Equities were firmly on the defensive last week, with all the major international stock indices trading in the red. The negative sentiment set in after Wednesday’s ADP Non Farm Employment figures fell by 693,000 between November and December, which was way ahead of consensus estimates. Friday’s NFP figures were down -524,000 which was in line with the estimates, but this was only because estimates had been slashed following the ADP figures.
Adding to the gloom, major US blue chip companies, Intel and Time Warner both posted earnings that fell below analysts’ estimates. Wal-Mart also surprised by lowering its fourth quarter outlook.

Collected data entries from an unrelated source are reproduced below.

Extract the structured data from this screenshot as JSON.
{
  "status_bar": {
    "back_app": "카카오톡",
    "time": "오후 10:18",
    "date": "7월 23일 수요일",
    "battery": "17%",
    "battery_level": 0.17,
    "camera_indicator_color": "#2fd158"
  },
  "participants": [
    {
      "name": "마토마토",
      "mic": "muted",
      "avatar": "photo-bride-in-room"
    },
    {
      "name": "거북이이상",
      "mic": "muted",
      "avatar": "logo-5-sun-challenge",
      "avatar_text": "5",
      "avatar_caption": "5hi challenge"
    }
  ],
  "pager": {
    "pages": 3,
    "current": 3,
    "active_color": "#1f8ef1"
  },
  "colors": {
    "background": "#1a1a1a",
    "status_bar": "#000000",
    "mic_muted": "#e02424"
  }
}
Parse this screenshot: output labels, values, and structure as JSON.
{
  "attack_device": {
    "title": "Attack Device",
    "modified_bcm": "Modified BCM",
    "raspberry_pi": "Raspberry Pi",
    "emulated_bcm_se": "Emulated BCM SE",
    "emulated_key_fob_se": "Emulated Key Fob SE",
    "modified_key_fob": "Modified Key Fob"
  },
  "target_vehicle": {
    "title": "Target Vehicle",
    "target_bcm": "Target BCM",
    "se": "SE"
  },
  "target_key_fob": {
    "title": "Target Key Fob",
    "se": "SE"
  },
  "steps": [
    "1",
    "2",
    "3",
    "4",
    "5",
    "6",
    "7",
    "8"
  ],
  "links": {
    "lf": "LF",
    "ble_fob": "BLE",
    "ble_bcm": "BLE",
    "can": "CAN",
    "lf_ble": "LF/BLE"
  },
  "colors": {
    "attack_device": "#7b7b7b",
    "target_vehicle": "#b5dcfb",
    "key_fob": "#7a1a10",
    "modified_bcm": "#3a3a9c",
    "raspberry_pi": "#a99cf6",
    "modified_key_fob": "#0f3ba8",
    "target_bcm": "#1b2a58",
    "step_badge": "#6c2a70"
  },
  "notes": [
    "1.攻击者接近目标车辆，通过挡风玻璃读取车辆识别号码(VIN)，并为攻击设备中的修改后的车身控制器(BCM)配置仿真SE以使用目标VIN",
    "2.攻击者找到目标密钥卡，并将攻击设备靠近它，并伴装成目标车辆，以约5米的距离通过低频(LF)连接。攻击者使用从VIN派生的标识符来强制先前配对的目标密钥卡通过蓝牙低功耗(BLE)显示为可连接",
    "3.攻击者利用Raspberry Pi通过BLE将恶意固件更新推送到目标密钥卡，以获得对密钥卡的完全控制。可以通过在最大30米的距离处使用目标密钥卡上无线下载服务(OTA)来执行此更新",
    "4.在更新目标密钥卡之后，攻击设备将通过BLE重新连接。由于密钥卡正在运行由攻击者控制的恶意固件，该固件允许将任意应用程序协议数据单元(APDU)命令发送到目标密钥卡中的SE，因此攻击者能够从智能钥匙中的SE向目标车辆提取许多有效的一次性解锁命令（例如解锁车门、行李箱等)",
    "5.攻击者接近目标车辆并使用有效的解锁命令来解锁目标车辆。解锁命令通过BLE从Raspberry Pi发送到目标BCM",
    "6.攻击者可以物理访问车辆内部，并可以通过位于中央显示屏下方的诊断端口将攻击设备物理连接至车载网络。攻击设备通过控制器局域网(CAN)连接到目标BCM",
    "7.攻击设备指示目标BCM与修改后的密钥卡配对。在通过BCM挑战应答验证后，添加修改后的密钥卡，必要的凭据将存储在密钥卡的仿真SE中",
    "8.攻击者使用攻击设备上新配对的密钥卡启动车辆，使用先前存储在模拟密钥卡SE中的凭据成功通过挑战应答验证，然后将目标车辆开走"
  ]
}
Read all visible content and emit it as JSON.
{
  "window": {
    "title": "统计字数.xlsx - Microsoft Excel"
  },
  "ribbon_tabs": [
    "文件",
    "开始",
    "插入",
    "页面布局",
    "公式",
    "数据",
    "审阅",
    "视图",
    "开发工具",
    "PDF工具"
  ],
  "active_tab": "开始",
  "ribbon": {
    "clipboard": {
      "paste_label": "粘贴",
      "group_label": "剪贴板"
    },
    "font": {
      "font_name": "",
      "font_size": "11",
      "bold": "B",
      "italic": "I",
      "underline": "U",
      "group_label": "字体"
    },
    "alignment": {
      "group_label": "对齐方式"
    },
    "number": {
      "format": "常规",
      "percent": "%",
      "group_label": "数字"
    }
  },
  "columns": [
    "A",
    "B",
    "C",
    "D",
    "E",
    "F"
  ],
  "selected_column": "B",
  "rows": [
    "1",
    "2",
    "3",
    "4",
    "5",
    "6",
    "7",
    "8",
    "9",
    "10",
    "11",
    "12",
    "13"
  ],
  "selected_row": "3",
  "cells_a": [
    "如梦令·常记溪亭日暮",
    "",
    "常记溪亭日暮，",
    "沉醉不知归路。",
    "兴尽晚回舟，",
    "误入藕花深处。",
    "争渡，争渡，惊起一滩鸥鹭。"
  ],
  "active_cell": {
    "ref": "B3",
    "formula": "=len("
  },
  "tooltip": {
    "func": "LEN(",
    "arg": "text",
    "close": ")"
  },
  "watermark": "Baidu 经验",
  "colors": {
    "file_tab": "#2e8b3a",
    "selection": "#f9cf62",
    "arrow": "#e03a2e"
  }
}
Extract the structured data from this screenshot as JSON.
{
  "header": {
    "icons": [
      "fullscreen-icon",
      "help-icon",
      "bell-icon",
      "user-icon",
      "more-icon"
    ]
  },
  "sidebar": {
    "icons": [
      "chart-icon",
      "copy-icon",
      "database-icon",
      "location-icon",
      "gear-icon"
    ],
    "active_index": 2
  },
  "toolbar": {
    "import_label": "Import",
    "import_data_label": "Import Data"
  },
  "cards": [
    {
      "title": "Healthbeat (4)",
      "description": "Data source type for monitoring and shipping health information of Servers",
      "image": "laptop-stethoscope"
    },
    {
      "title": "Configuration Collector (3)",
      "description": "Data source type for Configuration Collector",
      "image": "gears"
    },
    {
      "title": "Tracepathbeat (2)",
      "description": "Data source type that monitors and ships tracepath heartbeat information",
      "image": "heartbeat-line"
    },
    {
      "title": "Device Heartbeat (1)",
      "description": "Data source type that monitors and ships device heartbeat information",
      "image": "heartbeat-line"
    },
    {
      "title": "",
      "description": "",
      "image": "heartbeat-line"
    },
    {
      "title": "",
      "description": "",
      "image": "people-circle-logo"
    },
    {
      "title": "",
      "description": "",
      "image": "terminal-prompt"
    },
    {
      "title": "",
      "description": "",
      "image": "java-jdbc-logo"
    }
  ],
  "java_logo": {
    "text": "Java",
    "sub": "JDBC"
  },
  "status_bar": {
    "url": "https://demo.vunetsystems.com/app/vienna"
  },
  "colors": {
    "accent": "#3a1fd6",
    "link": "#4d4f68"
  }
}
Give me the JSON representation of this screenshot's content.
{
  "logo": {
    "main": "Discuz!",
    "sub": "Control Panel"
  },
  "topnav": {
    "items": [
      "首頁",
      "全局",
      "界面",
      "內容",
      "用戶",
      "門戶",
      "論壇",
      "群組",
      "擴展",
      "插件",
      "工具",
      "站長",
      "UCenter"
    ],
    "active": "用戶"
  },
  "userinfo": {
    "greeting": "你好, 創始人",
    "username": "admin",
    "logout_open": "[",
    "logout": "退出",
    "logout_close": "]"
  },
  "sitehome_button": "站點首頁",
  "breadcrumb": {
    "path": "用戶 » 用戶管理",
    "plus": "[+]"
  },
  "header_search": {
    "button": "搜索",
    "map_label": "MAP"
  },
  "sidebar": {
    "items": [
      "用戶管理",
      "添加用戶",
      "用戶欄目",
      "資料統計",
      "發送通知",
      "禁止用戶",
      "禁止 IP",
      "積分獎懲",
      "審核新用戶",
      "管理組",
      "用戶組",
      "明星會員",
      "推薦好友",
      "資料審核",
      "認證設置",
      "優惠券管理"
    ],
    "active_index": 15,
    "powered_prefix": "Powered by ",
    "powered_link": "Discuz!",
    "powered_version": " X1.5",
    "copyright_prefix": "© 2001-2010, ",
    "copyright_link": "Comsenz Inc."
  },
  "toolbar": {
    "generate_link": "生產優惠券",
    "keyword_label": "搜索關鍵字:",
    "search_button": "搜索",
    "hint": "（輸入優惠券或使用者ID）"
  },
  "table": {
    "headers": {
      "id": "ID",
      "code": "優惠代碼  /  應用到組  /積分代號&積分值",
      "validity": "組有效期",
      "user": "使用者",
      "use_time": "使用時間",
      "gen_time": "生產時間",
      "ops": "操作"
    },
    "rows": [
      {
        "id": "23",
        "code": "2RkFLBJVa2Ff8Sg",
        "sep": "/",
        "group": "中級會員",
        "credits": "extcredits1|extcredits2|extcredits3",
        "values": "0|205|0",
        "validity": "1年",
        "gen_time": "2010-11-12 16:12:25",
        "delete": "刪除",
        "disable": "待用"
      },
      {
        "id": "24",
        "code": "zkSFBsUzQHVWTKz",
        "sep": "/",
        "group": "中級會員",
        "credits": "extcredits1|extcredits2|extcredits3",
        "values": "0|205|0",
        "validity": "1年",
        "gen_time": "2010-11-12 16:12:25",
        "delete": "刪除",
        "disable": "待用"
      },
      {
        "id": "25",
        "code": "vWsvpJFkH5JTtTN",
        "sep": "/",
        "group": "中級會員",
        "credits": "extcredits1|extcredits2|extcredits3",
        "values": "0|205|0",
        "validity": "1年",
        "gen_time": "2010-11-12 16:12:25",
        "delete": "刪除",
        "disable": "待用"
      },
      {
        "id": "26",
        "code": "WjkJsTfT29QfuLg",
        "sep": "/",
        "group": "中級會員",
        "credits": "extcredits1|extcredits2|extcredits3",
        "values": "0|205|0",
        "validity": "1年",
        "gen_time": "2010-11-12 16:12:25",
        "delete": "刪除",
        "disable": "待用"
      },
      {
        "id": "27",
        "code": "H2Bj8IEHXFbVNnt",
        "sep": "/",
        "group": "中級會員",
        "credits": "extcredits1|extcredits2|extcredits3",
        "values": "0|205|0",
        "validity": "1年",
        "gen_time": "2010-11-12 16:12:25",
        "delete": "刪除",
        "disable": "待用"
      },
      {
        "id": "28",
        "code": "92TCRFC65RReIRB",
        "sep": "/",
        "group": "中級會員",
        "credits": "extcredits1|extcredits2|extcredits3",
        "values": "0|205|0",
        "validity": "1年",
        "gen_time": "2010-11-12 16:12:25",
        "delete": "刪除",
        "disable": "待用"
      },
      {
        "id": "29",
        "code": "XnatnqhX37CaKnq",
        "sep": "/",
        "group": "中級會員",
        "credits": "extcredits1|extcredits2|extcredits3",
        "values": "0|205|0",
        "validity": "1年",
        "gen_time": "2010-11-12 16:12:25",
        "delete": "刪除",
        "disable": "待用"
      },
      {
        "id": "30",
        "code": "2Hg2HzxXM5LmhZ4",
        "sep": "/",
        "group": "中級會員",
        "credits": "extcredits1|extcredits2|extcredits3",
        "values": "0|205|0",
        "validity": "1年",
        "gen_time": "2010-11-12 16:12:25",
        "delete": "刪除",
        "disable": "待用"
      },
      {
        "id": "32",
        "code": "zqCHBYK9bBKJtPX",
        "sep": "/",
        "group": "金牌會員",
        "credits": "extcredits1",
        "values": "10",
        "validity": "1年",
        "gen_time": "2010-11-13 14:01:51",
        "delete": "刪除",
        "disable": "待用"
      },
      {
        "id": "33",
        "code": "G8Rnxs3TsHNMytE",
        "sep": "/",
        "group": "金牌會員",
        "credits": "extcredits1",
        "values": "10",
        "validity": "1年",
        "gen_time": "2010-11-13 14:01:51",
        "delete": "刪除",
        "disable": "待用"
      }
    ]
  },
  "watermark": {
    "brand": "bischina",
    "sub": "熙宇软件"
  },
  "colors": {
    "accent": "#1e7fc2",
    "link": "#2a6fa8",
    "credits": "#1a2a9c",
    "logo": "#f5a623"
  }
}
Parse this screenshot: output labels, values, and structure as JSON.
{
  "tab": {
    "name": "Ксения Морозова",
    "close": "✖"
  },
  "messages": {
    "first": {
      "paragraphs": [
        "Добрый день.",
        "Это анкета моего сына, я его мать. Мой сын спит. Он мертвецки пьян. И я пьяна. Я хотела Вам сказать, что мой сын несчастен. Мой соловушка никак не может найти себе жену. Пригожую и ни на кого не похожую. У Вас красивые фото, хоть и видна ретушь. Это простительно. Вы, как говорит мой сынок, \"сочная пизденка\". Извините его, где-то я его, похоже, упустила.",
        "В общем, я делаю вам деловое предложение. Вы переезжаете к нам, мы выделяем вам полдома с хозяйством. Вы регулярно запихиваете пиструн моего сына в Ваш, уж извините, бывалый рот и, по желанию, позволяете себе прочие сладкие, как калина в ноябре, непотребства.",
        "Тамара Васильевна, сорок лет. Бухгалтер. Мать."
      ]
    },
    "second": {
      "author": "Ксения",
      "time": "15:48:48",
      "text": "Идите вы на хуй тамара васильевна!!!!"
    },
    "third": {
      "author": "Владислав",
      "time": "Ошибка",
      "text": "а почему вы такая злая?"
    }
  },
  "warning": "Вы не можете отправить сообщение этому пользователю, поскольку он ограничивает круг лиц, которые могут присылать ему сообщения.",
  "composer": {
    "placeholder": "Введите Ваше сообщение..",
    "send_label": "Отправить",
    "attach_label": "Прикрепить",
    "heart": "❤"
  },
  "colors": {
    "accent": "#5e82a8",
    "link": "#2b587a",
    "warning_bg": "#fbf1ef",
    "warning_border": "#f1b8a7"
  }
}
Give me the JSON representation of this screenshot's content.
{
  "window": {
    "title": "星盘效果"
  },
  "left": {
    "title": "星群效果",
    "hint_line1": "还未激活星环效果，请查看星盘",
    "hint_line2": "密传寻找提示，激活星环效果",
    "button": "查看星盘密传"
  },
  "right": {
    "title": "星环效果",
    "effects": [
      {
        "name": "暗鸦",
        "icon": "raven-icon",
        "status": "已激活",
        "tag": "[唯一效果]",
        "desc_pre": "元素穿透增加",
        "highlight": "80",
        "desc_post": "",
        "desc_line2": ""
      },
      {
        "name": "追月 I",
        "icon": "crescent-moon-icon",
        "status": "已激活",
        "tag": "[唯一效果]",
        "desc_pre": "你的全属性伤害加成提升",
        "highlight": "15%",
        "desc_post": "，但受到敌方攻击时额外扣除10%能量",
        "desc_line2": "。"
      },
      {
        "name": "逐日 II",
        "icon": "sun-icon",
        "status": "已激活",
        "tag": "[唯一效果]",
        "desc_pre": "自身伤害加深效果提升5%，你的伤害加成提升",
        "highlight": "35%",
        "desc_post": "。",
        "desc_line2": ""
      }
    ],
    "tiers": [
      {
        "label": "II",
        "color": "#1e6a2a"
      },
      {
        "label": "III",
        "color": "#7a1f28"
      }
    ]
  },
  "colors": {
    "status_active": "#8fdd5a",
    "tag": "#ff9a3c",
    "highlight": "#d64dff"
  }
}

Analysts are concerned that if the world’s largest retailer had its figures set too high, then there is the real risk that earnings estimates are still too high across the board, going into earnings season. In short, the fear is that the bad news hasn’t yet been priced in, a scenario which is hardly going to be a positive catalyst for the next few months.
On the currency markets, it was a rare strong week for the pound. Sterling raced further away from parity against the Euro, and is pushing towards the $1.5000 level against the US dollar. Traders repositioned themselves after the bank of England cut by ‘just’ 50 base points, while at the same time speculation grew that the ECB will have to ease their relatively tight monetary policy soon. Traders now doubt that the Euro zone will be as strong as many thought this year. The British and American economies are still on the sick list, but now it is becoming apparent that struggling European nations such as Italy, Spain, Ireland and Greece could force the ECB to cut rates. The coming week is relatively quiet, starting off with Bernanke speaking on Tuesday. US retail sales come on Wednesday, with PPI and unemployment claims to follow on Thursday.